Socio-economic improvements over the past two decades have moved the region into a transitional period in which new and emerging middle classes are demanding higher standards of government transparency, accountability and corporate governance. This trend is also evident in other parts of the developing world, but most Latin Americans live in democracies where civil society groups can actively force their elected representatives to react.

Brazil’s Clean Record Law, for example, was passed in 2010 after a petition demanding such legislation received 1.5m signatures, underlining growing popular anger at widespread corruption. The Clean Record Law bans politicians from running for public office for eight years if they have been convicted of a serious crime or if they face pending criminal charges. As regional economies slow down or fall into recession, the middle classes will be increasingly less likely to ignore allegations of syphoning of state funds, influence-peddling or anti-competitive behaviour.

Short-term pain, long-term gain

Evolving anti-corruption campaigns are having significant knock-on effects. Basic policymaking has become challenging in Brazil, as well as in countries such as Mexico and Chile. In each of these, aggressive corruption prosecutions are hobbling the strong government needed to address harder economic times and maintain stability in the business environment. The political class as a whole is becoming discredited, facilitating the rise of outsiders such as former comedian Jimmy Morales, recently elected as Pérez Molina’s successor in Guatemala, and making governments more immediately sensitive and anxious to be responsive to public anger, with some unpredictable outcomes for the private sector.

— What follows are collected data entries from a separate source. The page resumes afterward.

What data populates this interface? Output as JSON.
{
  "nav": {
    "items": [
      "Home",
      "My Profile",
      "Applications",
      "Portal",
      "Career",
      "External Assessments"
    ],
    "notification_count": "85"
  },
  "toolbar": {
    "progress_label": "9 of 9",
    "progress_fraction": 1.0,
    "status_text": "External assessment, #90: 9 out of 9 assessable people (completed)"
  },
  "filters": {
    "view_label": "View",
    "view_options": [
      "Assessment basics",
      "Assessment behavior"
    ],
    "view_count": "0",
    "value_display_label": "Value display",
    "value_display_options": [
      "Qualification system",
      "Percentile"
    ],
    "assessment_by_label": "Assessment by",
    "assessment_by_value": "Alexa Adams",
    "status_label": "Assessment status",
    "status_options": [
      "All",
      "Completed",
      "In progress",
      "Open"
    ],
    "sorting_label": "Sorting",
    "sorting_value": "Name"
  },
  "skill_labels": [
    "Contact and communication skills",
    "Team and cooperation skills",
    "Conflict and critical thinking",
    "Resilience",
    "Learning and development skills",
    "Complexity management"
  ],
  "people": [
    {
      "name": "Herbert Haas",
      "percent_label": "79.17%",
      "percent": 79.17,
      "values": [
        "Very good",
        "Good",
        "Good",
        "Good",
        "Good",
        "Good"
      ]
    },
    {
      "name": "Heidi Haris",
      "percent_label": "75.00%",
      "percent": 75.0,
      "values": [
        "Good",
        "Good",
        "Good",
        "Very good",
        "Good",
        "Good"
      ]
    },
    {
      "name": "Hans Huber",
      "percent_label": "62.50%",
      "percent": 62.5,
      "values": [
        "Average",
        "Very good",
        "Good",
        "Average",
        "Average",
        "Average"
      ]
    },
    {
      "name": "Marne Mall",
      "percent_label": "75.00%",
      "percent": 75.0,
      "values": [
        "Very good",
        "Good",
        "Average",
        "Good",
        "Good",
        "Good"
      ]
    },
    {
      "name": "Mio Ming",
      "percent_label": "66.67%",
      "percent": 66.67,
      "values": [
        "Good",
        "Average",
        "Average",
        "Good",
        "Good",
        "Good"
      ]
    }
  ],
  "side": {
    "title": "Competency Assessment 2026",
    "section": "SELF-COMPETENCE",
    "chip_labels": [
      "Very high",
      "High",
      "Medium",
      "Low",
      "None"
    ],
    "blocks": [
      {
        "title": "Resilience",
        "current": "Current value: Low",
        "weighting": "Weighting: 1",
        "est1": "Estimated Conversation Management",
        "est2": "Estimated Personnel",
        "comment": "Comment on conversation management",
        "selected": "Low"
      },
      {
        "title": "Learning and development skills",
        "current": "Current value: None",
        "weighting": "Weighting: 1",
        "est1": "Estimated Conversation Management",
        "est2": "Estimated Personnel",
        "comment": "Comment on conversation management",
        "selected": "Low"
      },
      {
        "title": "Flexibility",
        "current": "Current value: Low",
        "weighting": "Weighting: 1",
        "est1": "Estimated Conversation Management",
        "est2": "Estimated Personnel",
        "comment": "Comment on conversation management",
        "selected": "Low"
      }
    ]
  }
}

In several countries, there has been increased scrutiny placed on contracts signed between governments and private firms, particularly for major public works. In Mexico, President Enrique Peña Nieto was forced under public pressure to cancel a contract for the construction of a high-speed rail project because of perceptions of a cosy relationship between the president and one of the companies in the winning consortium. Back in Brazil, a political stalemate provoked by the fall-out from Car Wash is provoking a harmful tug-of-war between government and Congress over austerity measures and potential tax or oil and gas sector reform, all of which fuels uncertainty for investors. 

The spate of investigations brings short-term challenges but long-term benefits for the region, conquering a sense of impunity at the highest levels, even if overall improvement is uneven. Addressing the low-level corruption that remains endemic across much of Latin America’s bureaucracy and state institutions will also require significant commitment to far-reaching administrative reforms, of which there has been little sign to date – chiefly because such initiatives bring little immediate political reward and face deep institutional resistance. Yet progress has been fuelled by both cultural and institutional changes, and is unlikely to be reversed altogether.